I found out yesterday about a site called lelivro.com.
They’re a new online book retailer. You can upload your book as a .mobi, an .epub or a .pdf, and they’ll sell it for you. Just like Amazon, Kobo, Nook or Smashwords.
Two things about lelivro pulled me in:
- You get 85% of every sale–REGARDLESS OF YOUR BOOK’S PRICE (some of you just went, “OOOH!”)
- You are paid immediately. Funds are sent to your Paypal account upon receipt. No waiting months for Amazon royalties.
Now, does this mean lelivro will be the next Amazon? Probably not. There probably never will be another Amazon, unless Google decides to get off their butts and make Google Books a real thing. They’re the only ones who MIGHT be big enough to take on the big A.

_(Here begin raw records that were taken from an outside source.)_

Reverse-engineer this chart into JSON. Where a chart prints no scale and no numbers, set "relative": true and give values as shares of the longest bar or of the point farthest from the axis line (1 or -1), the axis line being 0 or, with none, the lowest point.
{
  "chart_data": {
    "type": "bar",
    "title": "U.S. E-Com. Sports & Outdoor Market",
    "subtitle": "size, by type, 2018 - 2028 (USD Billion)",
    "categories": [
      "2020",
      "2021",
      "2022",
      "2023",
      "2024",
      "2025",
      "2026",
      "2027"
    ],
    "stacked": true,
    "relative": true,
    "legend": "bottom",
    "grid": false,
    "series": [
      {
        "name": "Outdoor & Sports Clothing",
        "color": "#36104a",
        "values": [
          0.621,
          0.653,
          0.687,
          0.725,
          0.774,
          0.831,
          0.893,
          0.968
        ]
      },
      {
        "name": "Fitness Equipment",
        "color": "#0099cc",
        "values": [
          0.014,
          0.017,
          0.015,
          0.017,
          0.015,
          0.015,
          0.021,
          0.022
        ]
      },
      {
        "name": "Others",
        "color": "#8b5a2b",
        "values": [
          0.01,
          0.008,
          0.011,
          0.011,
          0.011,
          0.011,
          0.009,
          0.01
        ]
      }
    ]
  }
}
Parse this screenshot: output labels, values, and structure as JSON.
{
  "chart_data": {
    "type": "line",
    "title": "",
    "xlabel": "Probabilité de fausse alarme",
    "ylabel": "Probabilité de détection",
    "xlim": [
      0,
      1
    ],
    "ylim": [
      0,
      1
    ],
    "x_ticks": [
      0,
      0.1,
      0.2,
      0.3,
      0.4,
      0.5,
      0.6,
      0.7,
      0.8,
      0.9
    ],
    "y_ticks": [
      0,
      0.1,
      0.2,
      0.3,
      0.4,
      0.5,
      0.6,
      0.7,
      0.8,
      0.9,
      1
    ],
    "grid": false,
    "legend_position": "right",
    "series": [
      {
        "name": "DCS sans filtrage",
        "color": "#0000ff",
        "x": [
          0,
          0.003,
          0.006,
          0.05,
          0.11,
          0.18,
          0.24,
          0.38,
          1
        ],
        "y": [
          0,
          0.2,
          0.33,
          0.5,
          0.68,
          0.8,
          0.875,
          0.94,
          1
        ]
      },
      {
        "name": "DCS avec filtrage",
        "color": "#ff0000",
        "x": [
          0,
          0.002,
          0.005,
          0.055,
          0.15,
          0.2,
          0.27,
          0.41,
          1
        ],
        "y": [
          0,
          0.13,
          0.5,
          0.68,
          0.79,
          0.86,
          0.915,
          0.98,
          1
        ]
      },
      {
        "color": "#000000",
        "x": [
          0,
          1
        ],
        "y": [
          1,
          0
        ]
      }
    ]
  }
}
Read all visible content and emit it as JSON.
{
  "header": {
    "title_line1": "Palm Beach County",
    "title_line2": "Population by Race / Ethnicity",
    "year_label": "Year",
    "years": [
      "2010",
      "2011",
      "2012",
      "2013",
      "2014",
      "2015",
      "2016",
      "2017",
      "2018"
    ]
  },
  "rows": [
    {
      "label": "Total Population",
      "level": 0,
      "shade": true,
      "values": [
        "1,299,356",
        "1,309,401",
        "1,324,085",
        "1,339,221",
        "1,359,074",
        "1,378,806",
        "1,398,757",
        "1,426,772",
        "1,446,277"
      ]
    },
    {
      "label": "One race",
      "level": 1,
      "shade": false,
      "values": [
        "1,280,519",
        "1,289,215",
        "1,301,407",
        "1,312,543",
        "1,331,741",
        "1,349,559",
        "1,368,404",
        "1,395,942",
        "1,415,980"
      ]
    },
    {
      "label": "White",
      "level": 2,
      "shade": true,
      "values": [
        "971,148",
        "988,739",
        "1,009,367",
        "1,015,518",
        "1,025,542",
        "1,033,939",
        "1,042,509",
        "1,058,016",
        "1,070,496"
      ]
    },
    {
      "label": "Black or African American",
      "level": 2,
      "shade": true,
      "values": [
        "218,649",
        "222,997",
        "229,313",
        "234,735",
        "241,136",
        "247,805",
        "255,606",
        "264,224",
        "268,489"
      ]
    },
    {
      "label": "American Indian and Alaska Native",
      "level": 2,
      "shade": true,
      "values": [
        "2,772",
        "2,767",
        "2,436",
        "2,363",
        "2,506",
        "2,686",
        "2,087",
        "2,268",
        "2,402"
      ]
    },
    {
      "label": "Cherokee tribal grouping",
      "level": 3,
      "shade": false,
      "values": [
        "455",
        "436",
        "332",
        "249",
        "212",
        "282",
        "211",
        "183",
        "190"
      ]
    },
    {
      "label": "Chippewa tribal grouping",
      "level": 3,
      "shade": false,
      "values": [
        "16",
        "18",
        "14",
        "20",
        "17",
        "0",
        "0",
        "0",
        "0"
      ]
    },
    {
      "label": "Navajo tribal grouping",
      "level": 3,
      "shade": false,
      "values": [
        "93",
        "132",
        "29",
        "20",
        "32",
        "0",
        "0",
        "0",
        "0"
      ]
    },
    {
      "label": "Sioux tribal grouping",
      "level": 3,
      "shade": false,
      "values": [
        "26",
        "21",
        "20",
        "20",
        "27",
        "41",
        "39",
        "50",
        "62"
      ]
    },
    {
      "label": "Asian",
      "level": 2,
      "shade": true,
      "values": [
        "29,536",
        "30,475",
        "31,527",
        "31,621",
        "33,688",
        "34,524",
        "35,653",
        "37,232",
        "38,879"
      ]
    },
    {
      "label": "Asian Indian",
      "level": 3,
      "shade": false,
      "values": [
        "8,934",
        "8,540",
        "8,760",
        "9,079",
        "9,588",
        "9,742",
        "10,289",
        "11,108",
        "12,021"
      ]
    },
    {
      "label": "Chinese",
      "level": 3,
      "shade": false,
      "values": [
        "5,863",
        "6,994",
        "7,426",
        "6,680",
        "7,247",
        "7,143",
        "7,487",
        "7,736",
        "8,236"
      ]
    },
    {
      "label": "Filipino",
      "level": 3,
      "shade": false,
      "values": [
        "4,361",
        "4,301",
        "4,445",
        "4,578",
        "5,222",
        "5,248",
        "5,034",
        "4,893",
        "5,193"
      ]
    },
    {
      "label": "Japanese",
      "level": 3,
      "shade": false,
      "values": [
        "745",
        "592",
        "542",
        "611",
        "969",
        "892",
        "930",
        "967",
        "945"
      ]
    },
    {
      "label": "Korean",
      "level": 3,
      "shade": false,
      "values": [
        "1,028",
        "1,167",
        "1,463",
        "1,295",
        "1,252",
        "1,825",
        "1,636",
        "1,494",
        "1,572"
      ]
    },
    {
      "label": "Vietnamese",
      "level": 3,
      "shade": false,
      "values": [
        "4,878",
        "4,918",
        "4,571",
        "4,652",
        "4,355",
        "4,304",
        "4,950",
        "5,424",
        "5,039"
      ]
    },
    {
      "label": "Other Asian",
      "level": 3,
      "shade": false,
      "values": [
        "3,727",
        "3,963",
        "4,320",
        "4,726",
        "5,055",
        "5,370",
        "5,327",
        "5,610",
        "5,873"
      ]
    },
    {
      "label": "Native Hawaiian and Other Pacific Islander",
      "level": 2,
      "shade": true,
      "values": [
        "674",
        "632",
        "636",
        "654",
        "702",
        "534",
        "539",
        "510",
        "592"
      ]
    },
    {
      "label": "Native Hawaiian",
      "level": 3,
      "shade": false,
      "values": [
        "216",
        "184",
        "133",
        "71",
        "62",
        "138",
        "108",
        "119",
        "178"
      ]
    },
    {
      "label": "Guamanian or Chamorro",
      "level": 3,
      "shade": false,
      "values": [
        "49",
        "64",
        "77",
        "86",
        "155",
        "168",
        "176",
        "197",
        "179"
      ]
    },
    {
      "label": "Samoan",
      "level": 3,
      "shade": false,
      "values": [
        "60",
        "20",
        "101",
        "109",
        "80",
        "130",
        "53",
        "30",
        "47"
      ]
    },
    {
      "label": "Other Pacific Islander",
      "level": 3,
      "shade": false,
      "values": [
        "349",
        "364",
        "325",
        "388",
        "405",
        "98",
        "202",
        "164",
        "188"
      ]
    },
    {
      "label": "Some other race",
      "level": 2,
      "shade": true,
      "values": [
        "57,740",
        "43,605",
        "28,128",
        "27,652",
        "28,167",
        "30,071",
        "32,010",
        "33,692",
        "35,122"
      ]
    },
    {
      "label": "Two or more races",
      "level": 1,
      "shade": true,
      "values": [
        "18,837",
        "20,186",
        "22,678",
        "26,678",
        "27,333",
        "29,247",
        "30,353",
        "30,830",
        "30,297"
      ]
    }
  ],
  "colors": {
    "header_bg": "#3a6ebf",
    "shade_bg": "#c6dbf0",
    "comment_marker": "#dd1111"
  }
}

But lelivro has something Amazon doesn’t, and can’t any more: the personal touch. They’re new. Actually, they’re still in beta. And when I signed up and published my first four titles, I immediately got an email from a sales rep, asking if I found the process easy, and did I mean to make that one book free? He asked if there was anything else he could do to help make my adoption of the website easier. And he asked if I wanted to submit a blog article to their site. I did. Hopefully they’ll publish it, helping to drive readers to my books.
I never got an email like that from Amazon, I can tell you.
Kobo is another site like this. They’re relatively small, and as a result they can afford to take a personal interest in you as an author. Their blog is a tremendously helpful resource for writers. Their customer service people are attentive, friendly and FAST.
But back to lelivro. Am I expecting them to replace or even rival my Amazon royalties? No. But, I am a moderately successful indie author, and as lelivro grows, I will grow with them. On Amazon, I’m one in a million. On lelivro, I’m one in much less than that, and I’m already more successful than the majority of the authors in their marketplace.
It’s the “medium fish in a small pond” scenario. Early adopters do tend to do better with a new platform than those who join in after it’s already gotten big. I’m no Dan Brown, but I’m a few steps ahead of many people in the indie book world.
In the final analysis, I’m not losing anything by joining lelivro. And I stand to gain a lot. You could, too. If lelivro grows to become a player in the marketplace (which could theoretically happen, with authors wanting to flock to them due to their higher royalty percentage) then you could get in on the tidal wave and surf it to (possibly) a very comfortable career as an indie author.
And if not, well, then, you’ve just got one more place where people can find you and buy your books.